Les opérations sur le « flanc oriental » n’eurent qu’une importance secondaire par rapport à celles qui se déroulèrent à l’ouest des plages de débarquement. La prise des ports de Toulon et Marseille constituait en effet l’objectif majeur de l’opération Dragoon.

Rôle du 1er RFM

Le 1er RFM allait, au sein de la 1re DFL, jouer un rôle essentiel dans la libération de Toulon.
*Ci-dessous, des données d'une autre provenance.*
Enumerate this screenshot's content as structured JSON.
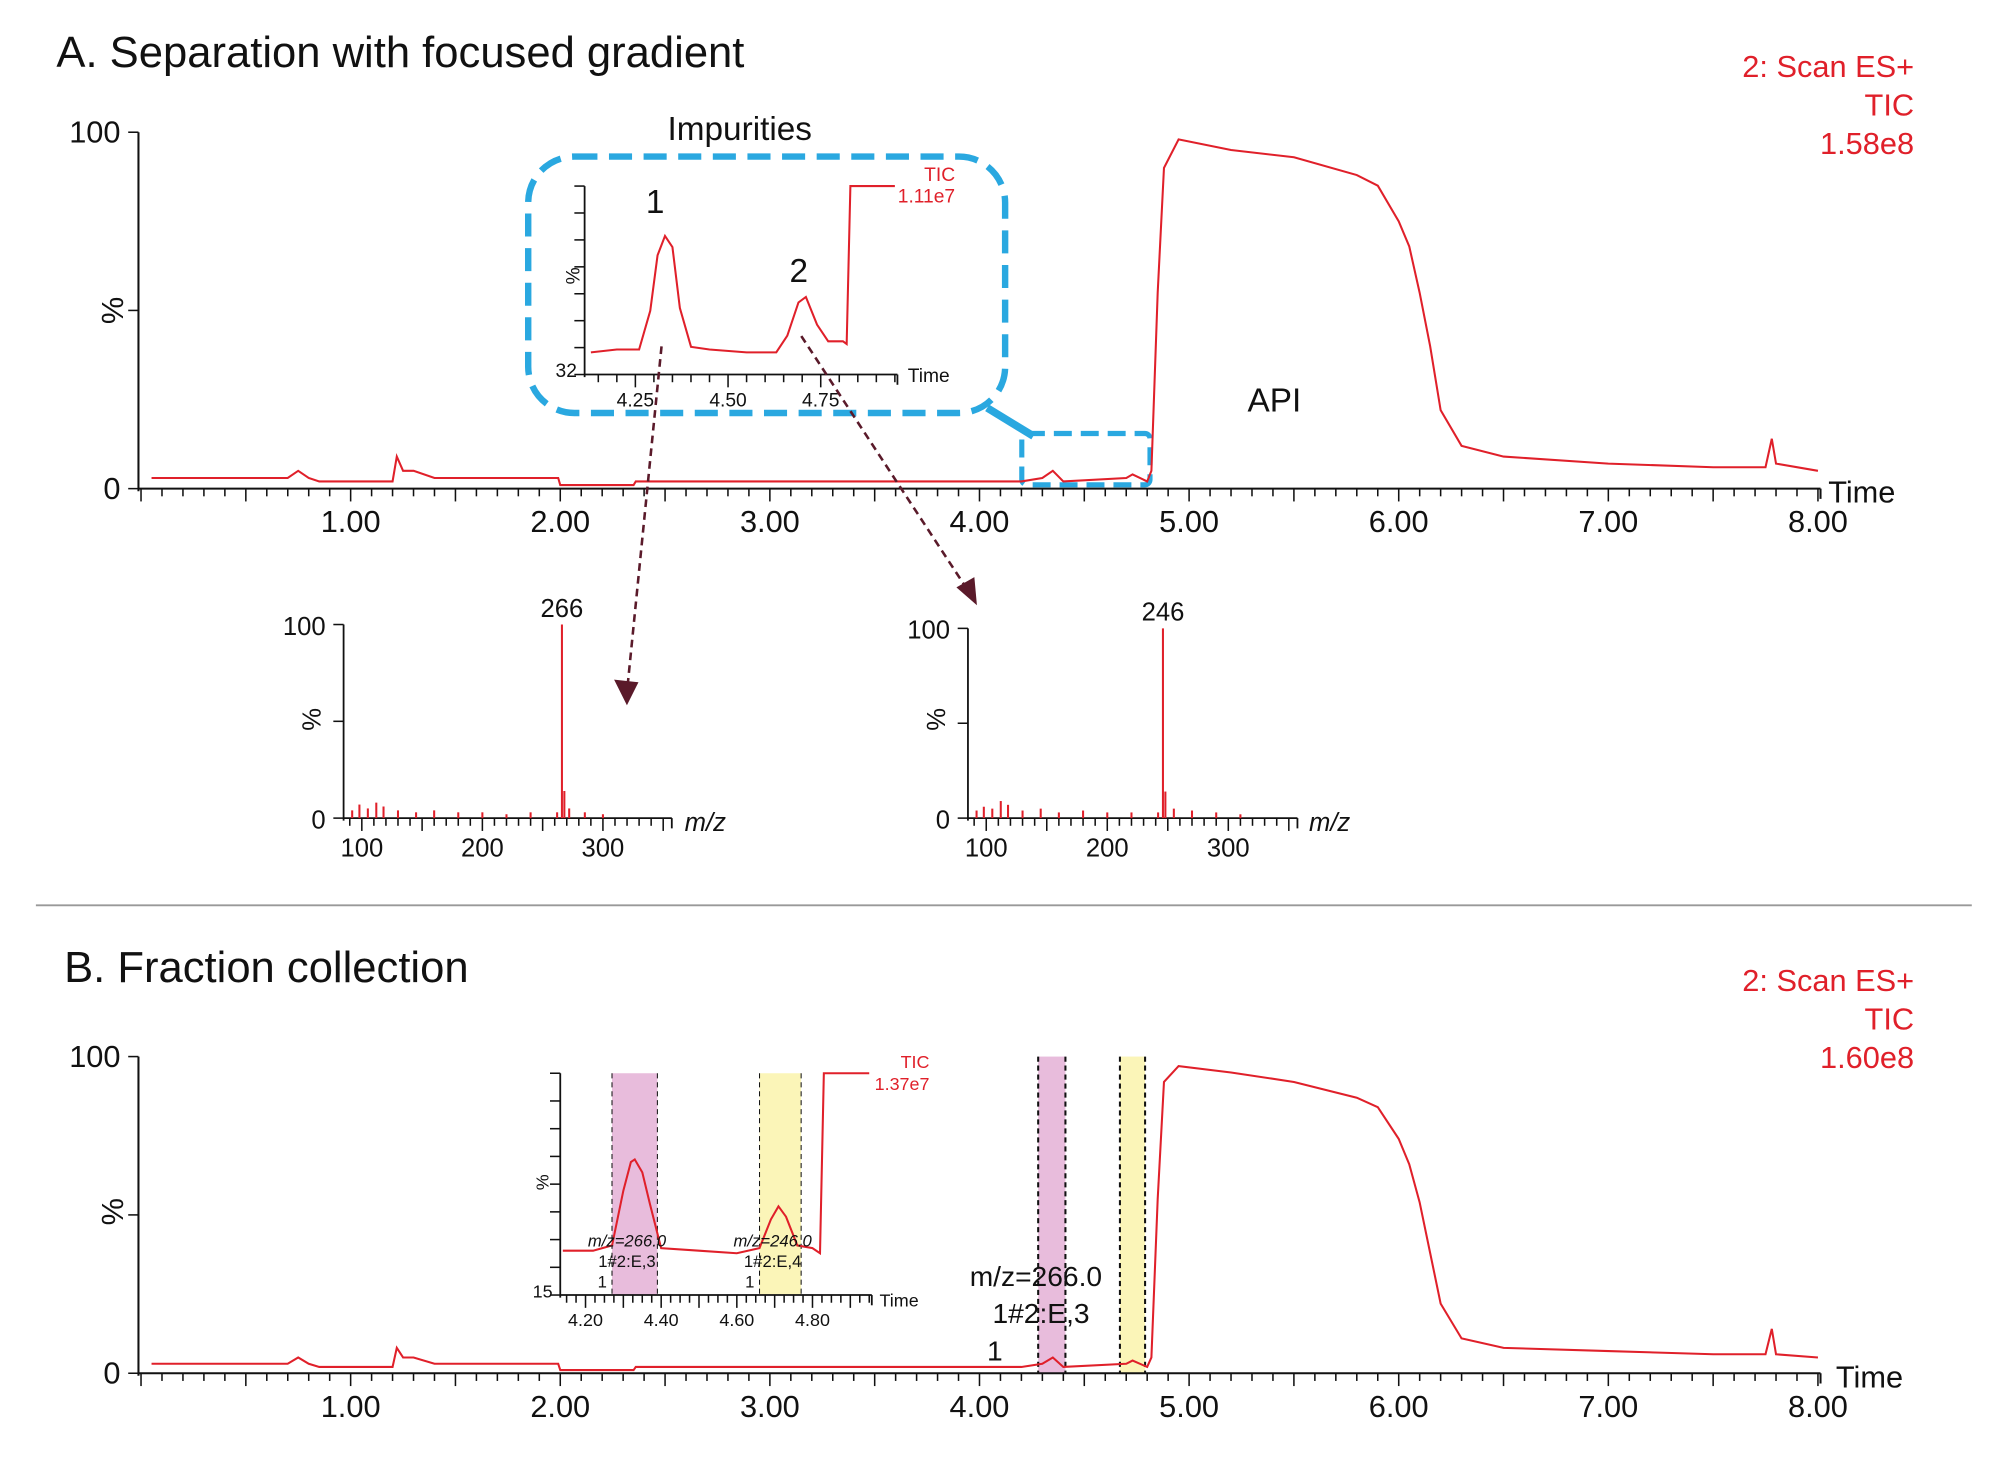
{
  "colors": {
    "trace": "#e0202a",
    "highlight_box": "#2aa8e0",
    "arrow": "#5a1a2a",
    "fraction_1": "#e8bcdc",
    "fraction_2": "#fbf5b8"
  },
  "panel_a": {
    "title": "A. Separation with focused gradient",
    "annotation": [
      "2: Scan ES+",
      "TIC",
      "1.58e8"
    ],
    "impurities_label": "Impurities",
    "api_label": "API"
  },
  "panel_b": {
    "title": "B. Fraction collection",
    "annotation": [
      "2: Scan ES+",
      "TIC",
      "1.60e8"
    ],
    "fraction_label": [
      "m/z=266.0",
      "1#2:E,3",
      "1"
    ]
  },
  "chart_data": [
    {
      "id": "a_main",
      "type": "line",
      "xlabel": "Time",
      "ylabel": "%",
      "xlim": [
        0,
        8.0
      ],
      "ylim": [
        0,
        100
      ],
      "xticks": [
        "1.00",
        "2.00",
        "3.00",
        "4.00",
        "5.00",
        "6.00",
        "7.00",
        "8.00"
      ],
      "yticks": [
        "0",
        "100"
      ],
      "x": [
        0.05,
        0.7,
        0.75,
        0.8,
        0.85,
        1.2,
        1.22,
        1.25,
        1.3,
        1.4,
        1.99,
        2.0,
        2.35,
        2.36,
        4.2,
        4.3,
        4.35,
        4.4,
        4.7,
        4.73,
        4.8,
        4.82,
        4.85,
        4.88,
        4.95,
        5.2,
        5.5,
        5.8,
        5.9,
        6.0,
        6.05,
        6.1,
        6.15,
        6.2,
        6.3,
        6.5,
        7.0,
        7.5,
        7.75,
        7.78,
        7.8,
        8.0
      ],
      "y": [
        3,
        3,
        5,
        3,
        2,
        2,
        9,
        5,
        5,
        3,
        3,
        1,
        1,
        2,
        2,
        3,
        5,
        2,
        3,
        4,
        2,
        5,
        55,
        90,
        98,
        95,
        93,
        88,
        85,
        75,
        68,
        55,
        40,
        22,
        12,
        9,
        7,
        6,
        6,
        14,
        7,
        5
      ]
    },
    {
      "id": "a_inset",
      "type": "line",
      "xlabel": "Time",
      "ylabel": "%",
      "xlim": [
        4.12,
        4.95
      ],
      "ylim": [
        32,
        100
      ],
      "xticks": [
        "4.25",
        "4.50",
        "4.75"
      ],
      "yticks": [
        "32"
      ],
      "legend": [
        "TIC",
        "1.11e7"
      ],
      "peak_labels": [
        "1",
        "2"
      ],
      "x": [
        4.13,
        4.2,
        4.26,
        4.29,
        4.31,
        4.33,
        4.35,
        4.37,
        4.4,
        4.45,
        4.55,
        4.63,
        4.66,
        4.69,
        4.71,
        4.74,
        4.77,
        4.81,
        4.82,
        4.83,
        4.95
      ],
      "y": [
        40,
        41,
        41,
        55,
        75,
        82,
        78,
        56,
        42,
        41,
        40,
        40,
        46,
        58,
        60,
        50,
        44,
        44,
        43,
        100,
        100
      ]
    },
    {
      "id": "a_spectrum_1",
      "type": "bar",
      "xlabel": "m/z",
      "ylabel": "%",
      "xlim": [
        87,
        355
      ],
      "ylim": [
        0,
        100
      ],
      "xticks": [
        "100",
        "200",
        "300"
      ],
      "yticks": [
        "0",
        "100"
      ],
      "peak_label": "266",
      "x": [
        92,
        98,
        105,
        112,
        118,
        130,
        145,
        160,
        180,
        200,
        220,
        240,
        262,
        266,
        268,
        272,
        285,
        300
      ],
      "y": [
        4,
        7,
        5,
        8,
        6,
        4,
        3,
        4,
        3,
        3,
        2,
        3,
        3,
        100,
        14,
        5,
        3,
        2
      ]
    },
    {
      "id": "a_spectrum_2",
      "type": "bar",
      "xlabel": "m/z",
      "ylabel": "%",
      "xlim": [
        87,
        355
      ],
      "ylim": [
        0,
        100
      ],
      "xticks": [
        "100",
        "200",
        "300"
      ],
      "yticks": [
        "0",
        "100"
      ],
      "peak_label": "246",
      "x": [
        92,
        98,
        105,
        112,
        118,
        130,
        145,
        160,
        180,
        200,
        220,
        242,
        246,
        248,
        255,
        270,
        290,
        310
      ],
      "y": [
        4,
        6,
        5,
        9,
        7,
        4,
        5,
        3,
        4,
        3,
        3,
        3,
        100,
        14,
        5,
        4,
        3,
        2
      ]
    },
    {
      "id": "b_main",
      "type": "line",
      "xlabel": "Time",
      "ylabel": "%",
      "xlim": [
        0,
        8.0
      ],
      "ylim": [
        0,
        100
      ],
      "xticks": [
        "1.00",
        "2.00",
        "3.00",
        "4.00",
        "5.00",
        "6.00",
        "7.00",
        "8.00"
      ],
      "yticks": [
        "0",
        "100"
      ],
      "fractions": [
        {
          "from": 4.28,
          "to": 4.41,
          "color": "fraction_1"
        },
        {
          "from": 4.67,
          "to": 4.79,
          "color": "fraction_2"
        }
      ],
      "x": [
        0.05,
        0.7,
        0.75,
        0.8,
        0.85,
        1.2,
        1.22,
        1.25,
        1.3,
        1.4,
        1.99,
        2.0,
        2.35,
        2.36,
        4.2,
        4.3,
        4.35,
        4.4,
        4.7,
        4.73,
        4.8,
        4.82,
        4.85,
        4.88,
        4.95,
        5.2,
        5.5,
        5.8,
        5.9,
        6.0,
        6.05,
        6.1,
        6.15,
        6.2,
        6.3,
        6.5,
        7.0,
        7.5,
        7.75,
        7.78,
        7.8,
        8.0
      ],
      "y": [
        3,
        3,
        5,
        3,
        2,
        2,
        8,
        5,
        5,
        3,
        3,
        1,
        1,
        2,
        2,
        3,
        5,
        2,
        3,
        4,
        2,
        5,
        55,
        92,
        97,
        95,
        92,
        87,
        84,
        74,
        66,
        54,
        38,
        22,
        11,
        8,
        7,
        6,
        6,
        14,
        6,
        5
      ]
    },
    {
      "id": "b_inset",
      "type": "line",
      "xlabel": "Time",
      "ylabel": "%",
      "xlim": [
        4.14,
        4.95
      ],
      "ylim": [
        15,
        100
      ],
      "xticks": [
        "4.20",
        "4.40",
        "4.60",
        "4.80"
      ],
      "yticks": [
        "15"
      ],
      "legend": [
        "TIC",
        "1.37e7"
      ],
      "fractions": [
        {
          "from": 4.27,
          "to": 4.39,
          "color": "fraction_1",
          "label": [
            "m/z=266.0",
            "1#2:E,3",
            "1"
          ]
        },
        {
          "from": 4.66,
          "to": 4.77,
          "color": "fraction_2",
          "label": [
            "m/z=246.0",
            "1#2:E,4",
            "1"
          ]
        }
      ],
      "x": [
        4.14,
        4.22,
        4.27,
        4.3,
        4.32,
        4.33,
        4.35,
        4.37,
        4.4,
        4.5,
        4.6,
        4.66,
        4.69,
        4.71,
        4.73,
        4.76,
        4.8,
        4.82,
        4.83,
        4.95
      ],
      "y": [
        32,
        32,
        34,
        55,
        66,
        67,
        62,
        50,
        33,
        32,
        31,
        33,
        44,
        49,
        45,
        34,
        33,
        31,
        100,
        100
      ]
    }
  ]
}
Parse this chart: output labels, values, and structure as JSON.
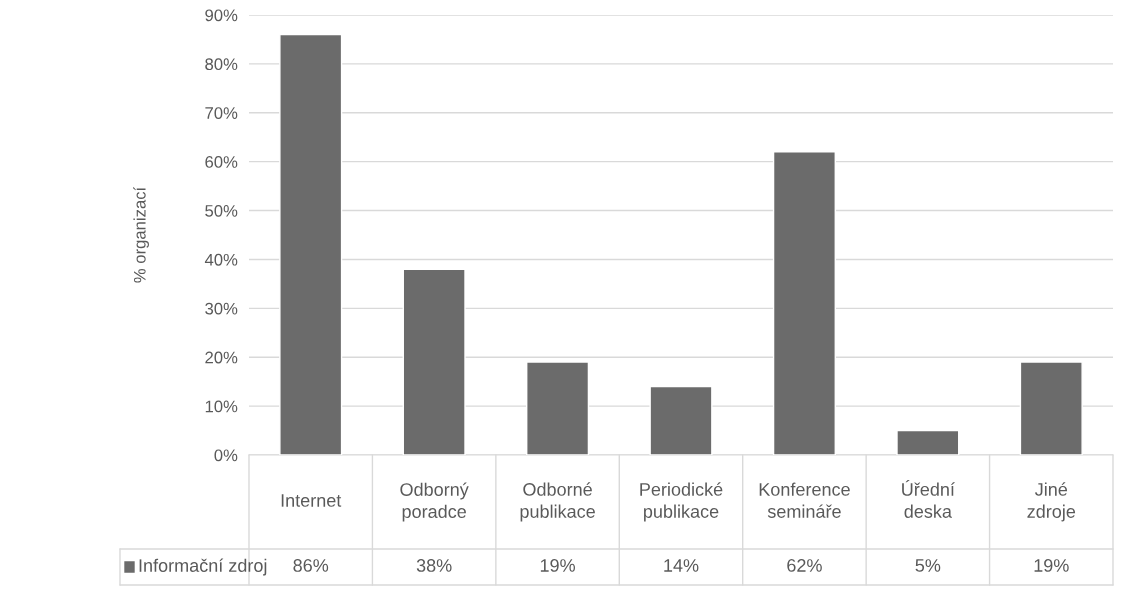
{
  "chart_data": {
    "type": "bar",
    "categories": [
      "Internet",
      "Odborný poradce",
      "Odborné publikace",
      "Periodické publikace",
      "Konference semináře",
      "Úřední deska",
      "Jiné zdroje"
    ],
    "series": [
      {
        "name": "Informační zdroj",
        "color": "#6b6b6b",
        "values": [
          86,
          38,
          19,
          14,
          62,
          5,
          19
        ],
        "value_labels": [
          "86%",
          "38%",
          "19%",
          "14%",
          "62%",
          "5%",
          "19%"
        ]
      }
    ],
    "ylabel": "% organizací",
    "ylim": [
      0,
      90
    ],
    "yticks": [
      {
        "value": 0,
        "label": "0%"
      },
      {
        "value": 10,
        "label": "10%"
      },
      {
        "value": 20,
        "label": "20%"
      },
      {
        "value": 30,
        "label": "30%"
      },
      {
        "value": 40,
        "label": "40%"
      },
      {
        "value": 50,
        "label": "50%"
      },
      {
        "value": 60,
        "label": "60%"
      },
      {
        "value": 70,
        "label": "70%"
      },
      {
        "value": 80,
        "label": "80%"
      },
      {
        "value": 90,
        "label": "90%"
      }
    ],
    "grid": "y",
    "legend": "bottom"
  }
}
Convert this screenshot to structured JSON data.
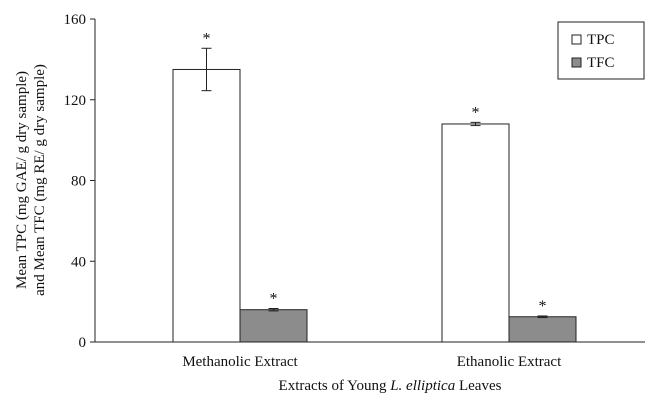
{
  "chart_data": {
    "type": "bar",
    "categories": [
      "Methanolic Extract",
      "Ethanolic Extract"
    ],
    "series": [
      {
        "name": "TPC",
        "values": [
          135,
          108
        ],
        "errors": [
          10.5,
          0.8
        ],
        "color": "#ffffff"
      },
      {
        "name": "TFC",
        "values": [
          16,
          12.5
        ],
        "errors": [
          0.6,
          0.4
        ],
        "color": "#8c8c8c"
      }
    ],
    "significance_marker": "*",
    "ylim": [
      0,
      160
    ],
    "yticks": [
      0,
      40,
      80,
      120,
      160
    ],
    "ylabel_line1": "Mean TPC (mg GAE/ g dry sample)",
    "ylabel_line2": "and Mean TFC (mg RE/ g dry sample)",
    "xlabel_prefix": "Extracts of Young ",
    "xlabel_italic": "L. elliptica",
    "xlabel_suffix": " Leaves",
    "legend_position": "top-right",
    "grid": false
  }
}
Il débarque le 17 août à Cavalaire. Le 20, il est au contact de l’ennemi. Le 21, le 2e escadron, commandé par le lieutenant de vaisseau Savary, appuie l’avance de l’infanterie de la 1re DFL vers La Crau, cependant que le 4e escadron, commandé par le lieutenant de vaisseau Langlois, poussant une reconnaissance sur Hyères, est engagé devant le Golf Hôtel et violemment pris à partie par l’artillerie ennemie, sur la route de Toulon. Le 22, le 3e escadron, commandé par le lieutenant de vaisseau Brasseur-Kermadec, traverse La Crau sous le feu de l’ennemi et contribue à enrayer une contre-attaque allemande au château de Saint-Michel, puis entre à La Garde ; son 1er peloton détruit cinq lance-flammes au Pradet, son 2e peloton progresse par Hyères, La Moutonne, La Garde, sous le feu de l’artillerie ennemie. Le 24, le 2e escadron entraîne l’infanterie dans Sainte-Marguerite. Le 25, le régiment se regroupe à Toulon. Au cours de ces opérations, le 1er RFM a eu 59 blessés et perdu trois officiers, deux officiers-mariniers et 14 Q/M et matelots.
Le Tunisie, le Commandant Dominé et la Moqueuse sont intégrés au TG.80.6, Groupe d’escorte et de contrôle des convois, commandé par le captain Clay USN. Aucun événement notable ne vint troubler la marche de l’énorme armada (367 navires de débarquement, 75 cargos et 165 bâtiments d’escorte), partie de la région de Naples-Salerne, mais aussi de Tarente-Brindisi, d’Oran et de la Corse.
Les trois unités FNFL continueront pendant plusieurs semaines à assurer l’escorte des convois de renforcement et de ravitaillement des forces alliées engagées dans le sud de la France et en Italie. Aucune d’entre elles ne participera à la fameuse revue navale du 14 septembre, passée par le général de Gaulle, qui précède la rentrée de la marine nationale à Toulon.
Extrait de la Revue de la France Libre, n° 287, 3e trimestre 1994.